Thank you and hope to see you again and good luck finishing out your classes!

Saturday, August 9, 2014

Team Development and Adjourning

As I think about the five stages of team development I think about how the teams I have been involved in worked during each of these stages: forming, storming, norming, performing, and adjourning. The adjourning stage is pretty important because it serves as a chance to learn from any mistakes and evaluate the efforts put forth by the team, good or bad. Our mistakes are what teach us how to be better. Out of all the groups I have participated in, I would say that it was hardest to leave my group of colleagues from my sophomore year in college. After just two years of working together with them we had formed a relationship and all had succeeded at getting our Associates degree. It was also our first experience with college so it was sort of sentimental. We had taught each other so many valuable lessons in our work and took away with much more than we had begun with because of the people we were with.

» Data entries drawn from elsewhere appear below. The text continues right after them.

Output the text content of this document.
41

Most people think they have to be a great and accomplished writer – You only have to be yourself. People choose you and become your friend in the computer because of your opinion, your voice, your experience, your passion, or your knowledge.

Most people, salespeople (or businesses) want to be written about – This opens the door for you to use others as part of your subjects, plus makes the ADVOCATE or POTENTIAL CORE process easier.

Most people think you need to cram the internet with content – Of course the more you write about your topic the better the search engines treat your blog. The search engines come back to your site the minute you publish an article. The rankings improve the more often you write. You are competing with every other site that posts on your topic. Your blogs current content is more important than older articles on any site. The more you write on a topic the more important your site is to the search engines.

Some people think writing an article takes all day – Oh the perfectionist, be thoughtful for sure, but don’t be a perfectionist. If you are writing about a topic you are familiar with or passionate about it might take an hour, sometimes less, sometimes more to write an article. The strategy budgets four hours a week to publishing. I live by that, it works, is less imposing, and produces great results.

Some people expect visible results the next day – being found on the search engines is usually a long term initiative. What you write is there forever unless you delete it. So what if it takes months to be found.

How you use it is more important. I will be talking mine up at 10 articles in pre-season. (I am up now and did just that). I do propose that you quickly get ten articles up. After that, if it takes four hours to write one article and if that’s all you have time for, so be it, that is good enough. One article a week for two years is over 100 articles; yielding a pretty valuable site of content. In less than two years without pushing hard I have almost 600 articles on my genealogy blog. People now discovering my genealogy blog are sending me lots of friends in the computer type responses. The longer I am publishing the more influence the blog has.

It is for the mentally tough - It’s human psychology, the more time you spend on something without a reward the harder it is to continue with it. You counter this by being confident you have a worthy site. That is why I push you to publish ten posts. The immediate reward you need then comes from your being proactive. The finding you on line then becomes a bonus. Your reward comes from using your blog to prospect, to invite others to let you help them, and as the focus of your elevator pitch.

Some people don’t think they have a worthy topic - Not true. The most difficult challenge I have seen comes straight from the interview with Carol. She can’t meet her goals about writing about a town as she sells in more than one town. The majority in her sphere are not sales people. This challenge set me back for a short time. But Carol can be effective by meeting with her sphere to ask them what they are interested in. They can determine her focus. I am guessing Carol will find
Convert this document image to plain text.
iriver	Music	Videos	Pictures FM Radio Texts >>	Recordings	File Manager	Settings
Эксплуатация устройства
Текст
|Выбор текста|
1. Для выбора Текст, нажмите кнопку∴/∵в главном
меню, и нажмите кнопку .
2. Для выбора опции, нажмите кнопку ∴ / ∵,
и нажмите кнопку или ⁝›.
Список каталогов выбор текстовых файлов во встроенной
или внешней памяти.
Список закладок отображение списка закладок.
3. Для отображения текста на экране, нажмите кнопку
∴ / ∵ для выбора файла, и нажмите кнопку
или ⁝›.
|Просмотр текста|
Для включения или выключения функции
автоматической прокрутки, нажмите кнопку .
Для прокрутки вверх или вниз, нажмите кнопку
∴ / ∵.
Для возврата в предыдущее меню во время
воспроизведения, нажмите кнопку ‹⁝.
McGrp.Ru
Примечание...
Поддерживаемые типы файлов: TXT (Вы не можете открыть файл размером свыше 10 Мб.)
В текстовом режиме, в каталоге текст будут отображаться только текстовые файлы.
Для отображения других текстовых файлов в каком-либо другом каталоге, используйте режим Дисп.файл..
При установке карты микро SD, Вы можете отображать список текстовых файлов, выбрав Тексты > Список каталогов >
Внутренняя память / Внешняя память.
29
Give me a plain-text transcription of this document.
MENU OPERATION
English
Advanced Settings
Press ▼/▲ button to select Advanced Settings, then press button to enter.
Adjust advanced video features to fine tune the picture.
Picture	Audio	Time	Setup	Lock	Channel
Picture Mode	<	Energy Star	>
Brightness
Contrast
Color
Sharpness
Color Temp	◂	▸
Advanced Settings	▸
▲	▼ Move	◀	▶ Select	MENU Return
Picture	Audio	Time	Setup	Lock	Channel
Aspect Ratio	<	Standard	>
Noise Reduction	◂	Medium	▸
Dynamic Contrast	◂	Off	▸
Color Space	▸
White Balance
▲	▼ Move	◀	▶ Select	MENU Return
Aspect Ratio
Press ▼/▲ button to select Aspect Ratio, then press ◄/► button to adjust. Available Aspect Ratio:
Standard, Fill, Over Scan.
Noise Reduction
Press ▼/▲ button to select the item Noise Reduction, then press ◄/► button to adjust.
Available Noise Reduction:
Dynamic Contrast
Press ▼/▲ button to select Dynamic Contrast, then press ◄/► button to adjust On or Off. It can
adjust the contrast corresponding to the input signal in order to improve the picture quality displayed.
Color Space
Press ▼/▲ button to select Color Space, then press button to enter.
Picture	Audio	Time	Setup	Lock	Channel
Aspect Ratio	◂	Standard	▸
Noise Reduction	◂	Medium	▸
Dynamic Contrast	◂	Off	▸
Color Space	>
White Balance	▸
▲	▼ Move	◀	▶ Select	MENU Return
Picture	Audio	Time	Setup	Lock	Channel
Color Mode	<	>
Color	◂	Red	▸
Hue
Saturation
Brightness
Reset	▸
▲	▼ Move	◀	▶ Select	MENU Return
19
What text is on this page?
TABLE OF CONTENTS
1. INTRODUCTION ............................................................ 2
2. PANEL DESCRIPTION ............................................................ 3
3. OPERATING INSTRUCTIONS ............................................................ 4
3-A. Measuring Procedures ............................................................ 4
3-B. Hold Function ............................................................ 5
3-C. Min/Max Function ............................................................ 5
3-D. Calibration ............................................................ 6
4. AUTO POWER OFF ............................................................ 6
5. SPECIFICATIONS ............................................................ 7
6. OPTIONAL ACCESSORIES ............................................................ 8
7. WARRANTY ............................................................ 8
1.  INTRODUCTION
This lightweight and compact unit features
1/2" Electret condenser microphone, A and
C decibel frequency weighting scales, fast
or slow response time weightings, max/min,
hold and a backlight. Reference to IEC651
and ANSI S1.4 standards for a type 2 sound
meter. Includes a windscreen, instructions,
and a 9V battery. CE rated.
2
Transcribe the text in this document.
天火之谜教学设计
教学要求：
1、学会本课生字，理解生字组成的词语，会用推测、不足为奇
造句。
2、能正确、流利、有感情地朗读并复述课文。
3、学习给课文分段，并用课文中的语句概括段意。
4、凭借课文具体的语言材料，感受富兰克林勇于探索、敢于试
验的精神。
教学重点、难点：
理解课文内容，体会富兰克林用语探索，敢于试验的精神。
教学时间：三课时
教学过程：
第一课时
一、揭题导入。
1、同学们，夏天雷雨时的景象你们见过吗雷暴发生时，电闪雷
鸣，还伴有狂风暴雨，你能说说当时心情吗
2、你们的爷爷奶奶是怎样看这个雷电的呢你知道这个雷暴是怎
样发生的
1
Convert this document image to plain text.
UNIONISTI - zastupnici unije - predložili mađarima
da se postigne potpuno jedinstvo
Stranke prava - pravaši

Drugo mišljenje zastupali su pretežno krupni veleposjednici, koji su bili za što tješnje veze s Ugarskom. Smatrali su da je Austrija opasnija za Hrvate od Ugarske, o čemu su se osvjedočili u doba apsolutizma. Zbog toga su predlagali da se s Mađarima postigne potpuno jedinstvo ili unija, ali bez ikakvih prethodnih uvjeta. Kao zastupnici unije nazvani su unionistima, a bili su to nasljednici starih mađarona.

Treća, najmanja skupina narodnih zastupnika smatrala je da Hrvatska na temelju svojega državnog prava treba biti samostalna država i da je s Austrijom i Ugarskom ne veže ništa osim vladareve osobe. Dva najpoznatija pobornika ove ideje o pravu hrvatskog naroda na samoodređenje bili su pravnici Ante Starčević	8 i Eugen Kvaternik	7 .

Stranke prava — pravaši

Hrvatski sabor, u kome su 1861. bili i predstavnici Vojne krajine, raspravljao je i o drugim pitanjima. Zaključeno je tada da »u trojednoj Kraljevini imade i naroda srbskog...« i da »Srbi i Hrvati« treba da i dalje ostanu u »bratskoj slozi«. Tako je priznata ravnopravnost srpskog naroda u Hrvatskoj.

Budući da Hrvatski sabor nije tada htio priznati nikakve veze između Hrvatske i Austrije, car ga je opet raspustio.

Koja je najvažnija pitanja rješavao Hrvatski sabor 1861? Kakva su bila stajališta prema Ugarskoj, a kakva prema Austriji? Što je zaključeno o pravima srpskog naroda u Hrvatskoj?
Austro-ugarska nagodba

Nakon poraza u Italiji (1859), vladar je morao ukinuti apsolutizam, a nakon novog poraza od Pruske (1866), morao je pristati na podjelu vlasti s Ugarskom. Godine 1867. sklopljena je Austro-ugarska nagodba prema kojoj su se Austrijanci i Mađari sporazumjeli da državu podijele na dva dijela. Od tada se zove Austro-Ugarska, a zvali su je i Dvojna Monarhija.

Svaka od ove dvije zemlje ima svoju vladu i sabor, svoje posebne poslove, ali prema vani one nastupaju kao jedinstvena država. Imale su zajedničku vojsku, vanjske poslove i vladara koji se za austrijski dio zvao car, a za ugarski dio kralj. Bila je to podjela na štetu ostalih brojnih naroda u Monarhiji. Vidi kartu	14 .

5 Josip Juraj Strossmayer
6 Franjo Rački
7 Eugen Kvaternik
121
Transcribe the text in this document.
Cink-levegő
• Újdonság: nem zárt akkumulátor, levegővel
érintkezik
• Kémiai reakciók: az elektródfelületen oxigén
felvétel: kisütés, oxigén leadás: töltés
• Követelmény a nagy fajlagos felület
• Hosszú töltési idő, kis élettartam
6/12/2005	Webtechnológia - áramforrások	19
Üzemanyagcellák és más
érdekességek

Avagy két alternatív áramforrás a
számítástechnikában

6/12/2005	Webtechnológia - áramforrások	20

I will feel the same way with the group of colleagues I have worked with at Walden. Even though we have not met face-to face, I have gotten to know everyone on a personal level thanks to the blogs and discussions. I like the challenges my colleagues have given me and I have more confidence in my communication and networking skills thanks to my classmates. 

Saturday, August 2, 2014

Conflict resolutions

I have had my fair share of conflicts in my professional and personal life. I would like to discuss a conflict I am having with my director. I have had many with her and the one I want to discuss is happening currently.
At my school, my new class starts August, 18. I work in the baby room with one other teacher and right now my 7 “babies” have turned into toddlers because is it the end of the school year. They are 13-19 months, walking everywhere and getting into everything. Our ratio is 4 babies to 1 teacher and with 7 kids we have 1 space open. My new class will be brand new babies in the age range of 2 months to 6 months. I have one more week (next week) with my current class of toddlers and then our end of the year party will be next Friday. My director told me that one of my new babies will be coming to my room a week early because her mother needs to go back to work and she cannot wait until August 18th. This baby is 3 months old. This stresses me out because I foresee numerous possible problems. How am I going to keep the toddlers off of this delicate baby? Will each child still be able to have their needs met with this new baby? Will the baby be able to sleep with so much noise in the classroom a large majority of the day? How can we go outside and play like we do everyday? The list could go on. I expressed these to the director and she told me that it will work out fine and if I have any issues during the week to come to her. She said it is only for a week and 2 days and it should not be that bad. She has helped me pull out new toys, a swing, and a bouncer. I feel as if she has only deflected the issue and not addressed it to my satisfaction. I want a third teacher in my room but she does not want to pay for that to help me and my co-teacher. I feel that all she cares about is bringing money into the preschool without considering quality or the teacher’s opinions. I do not believe this goes against Alabama DHR standards. On rare occasions I have heard of schools that use this style of teaching with having children of all ages on one room instead of the widely used style with children of the same age in one room. So, I guess she is not breaking a law or standard, I am just flustered and dread next week and wish my director would not put me in these situations. So far I have tried to use Magna Gerber’s 3R’s to communicate effectively with my director. I have spoken in a respectful way and in a way that expresses my faith in her decisions.

Is it good for me to push my frustrations down and take this challenge on? Do I need to be more understanding of this parent and my director’s decision?  How do I keep this incident from harming my critical and sometimes nice relationship with my boss? Thank you for any advice!